Minimum String Length After Removing Substrings[E,StringStackSimulation]

https://leetcode.com/problems/minimum-string-length-after-removing-substrings/description/?envType=daily-question&envId=2024-10-07

You are given a string s consisting only of uppercase English letters.

You can apply some operations to this string where, in one operation, you can remove any occurrence of one of the substrings "AB" or "CD" from s.

Return the minimum possible length of the resulting string that you can obtain.

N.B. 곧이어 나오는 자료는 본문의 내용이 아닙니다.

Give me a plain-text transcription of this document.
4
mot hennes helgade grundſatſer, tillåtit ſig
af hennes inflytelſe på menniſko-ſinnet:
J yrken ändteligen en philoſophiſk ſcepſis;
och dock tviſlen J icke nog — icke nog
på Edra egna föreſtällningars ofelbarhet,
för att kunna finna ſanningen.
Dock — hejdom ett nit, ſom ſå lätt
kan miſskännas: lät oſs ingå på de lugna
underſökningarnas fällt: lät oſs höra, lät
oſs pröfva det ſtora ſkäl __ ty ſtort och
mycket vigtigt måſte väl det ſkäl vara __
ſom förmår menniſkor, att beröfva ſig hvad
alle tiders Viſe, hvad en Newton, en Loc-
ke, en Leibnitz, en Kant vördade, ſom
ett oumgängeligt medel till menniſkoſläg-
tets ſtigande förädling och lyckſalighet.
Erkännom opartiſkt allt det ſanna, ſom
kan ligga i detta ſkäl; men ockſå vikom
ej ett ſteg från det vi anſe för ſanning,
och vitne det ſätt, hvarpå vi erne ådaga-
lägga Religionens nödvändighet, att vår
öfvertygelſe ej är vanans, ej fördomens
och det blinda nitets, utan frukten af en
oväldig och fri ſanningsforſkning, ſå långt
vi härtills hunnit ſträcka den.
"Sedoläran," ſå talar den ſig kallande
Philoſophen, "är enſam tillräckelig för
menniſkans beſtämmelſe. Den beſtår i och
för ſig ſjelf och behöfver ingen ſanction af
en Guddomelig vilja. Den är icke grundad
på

Note that the string concatenates after removing the substring and could produce new "AB" or "CD" substrings.

 

Example 1:

Input: s = "ABFCACDB"
Output: 2
Explanation: We can do the following operations:
- Remove the substring "ABFCACDB", so s = "FCACDB".
- Remove the substring "FCACDB", so s = "FCAB".
- Remove the substring "FCAB", so s = "FC".
So the resulting length of the string is 2.
It can be shown that it is the minimum length that we can obtain.

Example 2:

Input: s = "ACBBD"
Output: 5
Explanation: We cannot do any operations on the string so the length remains the same.

 

Constraints:

• 1 <= s.length <= 100
• s consists only of uppercase English letters.

1. Python

파이썬에는 역시 각종 method 들이 많아서 짧게 풀 수 있었다.

class Solution:
    def minLength(self, s: str) -> int:
        while "AB" in s or "CD" in s :
            s = s.replace("AB","")
            s = s.replace("CD","")
        return len(s)

 

근데 답지를 보니까 Stack을 많이 썼네. C++로는 Stack을 써보자

 

2. C++

class Solution {
public:
    int minLength(string s) {
        stack<char> arr;
        for(char c : s){
            //AB filtering
            if(!arr.empty() && c == 'B'){
                if(arr.top()=='A'){
                    arr.pop();
                    continue;
                }
            }
            //CD filtering
            if(!arr.empty() && c == 'D'){
                if(arr.top() == 'C'){
                    arr.pop();
                    continue;
                }
            }
            //No filtering case
            arr.push(c);
        }
        return arr.size();
    }
};

 

3. C

#include <stdio.h>
#include <string.h>
#include <stdlib.h>

int minLength(char *s) {
    int n = strlen(s);
    char* ans = (char*)malloc((n + 1) * sizeof(char));  // 동적 메모리 할당, n+1은 null 문자 추가를 위해
    int idx = 0;

    for (int i = 0; i < n; i++) {
        // 패턴 'AB'를 제거
        if (s[i] == 'B' && idx > 0 && ans[idx - 1] == 'A') {
            idx--;  // 이전 'A'를 제거
            continue;
        }
        // 패턴 'CD'를 제거
        if (s[i] == 'D' && idx > 0 && ans[idx - 1] == 'C') {
            idx--;  // 이전 'C'를 제거
            continue;
        }
        ans[idx++] = s[i];  // 현재 문자를 결과 배열에 추가
    }

    ans[idx] = '\0';  // 문자열의 끝에 null 문자 추가
    int resultLength = strlen(ans);  // 결과 문자열의 길이 계산

    free(ans);  // 동적 메모리 해제
    return resultLength;
}